Por: P. Laureano Hurtado Castaño, C.Ss.R.
- Dimensión Antropológica: Al abordar este Sacramento del Orden Ministerial nos encontramos ante una situación antropológica bastante peculiar ya que se trata de personas diferentes al tratarse de diáconos, o presbíteros o de obispos. El proceso de preparación de las etapas formativas supone experiencias de maduración y de responsabilidad asumidas de modo personal.

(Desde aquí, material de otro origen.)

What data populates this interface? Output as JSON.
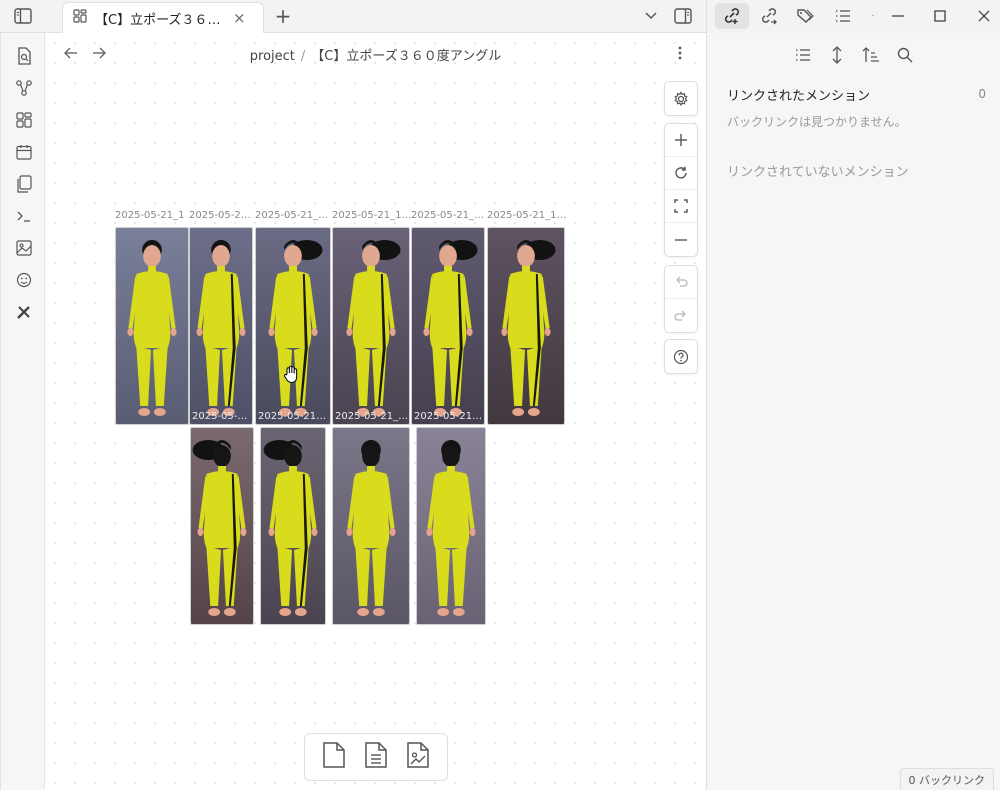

El CDC señala sobre los ordenandos: “Sólo el varón bautizado recibe válidamente la sagrada ordenación” “Para la lícita ordenación del presbítero o el diácono se requiere que, tras realizar las pruebas que prescribe el derecho, el candidato reúna, a juicio del Obispo propio o del Superior mayor competente, las debidas cualidades, que no le afecte ninguna irregularidad o impedimento, y que haya cumplido los requisitos previos, a tenor de los cánones (1033-1039); es necesario además, que se tengan los documentos indicados en el canon 1050 y que se haya efectuado el escrutinio prescrito eln el canon 1051. Y más adelante indica que “únicamente debe conferirse el presbiterado a quienes hayan cumplido veinticinco años y gocen de suficiente madurez, dejando además un intersticio al menos de seis meses entre el diaconado y el presbiterado” (CIC 1031). Todo lo anterior supone que previamente existan estos aspectos:
- Vocación aceptada y reconocida. Ya que el sacramento supone haber acogido previamente la llamada de Dios a este ministerio, y que sea verificad y reconocida en la Iglesia a través de sus encargados. La ordenación es el momento de reconocimiento de esa vocación particular y que en definitiva es respuesta a la Gracia de Dios que llama al seguimiento radical.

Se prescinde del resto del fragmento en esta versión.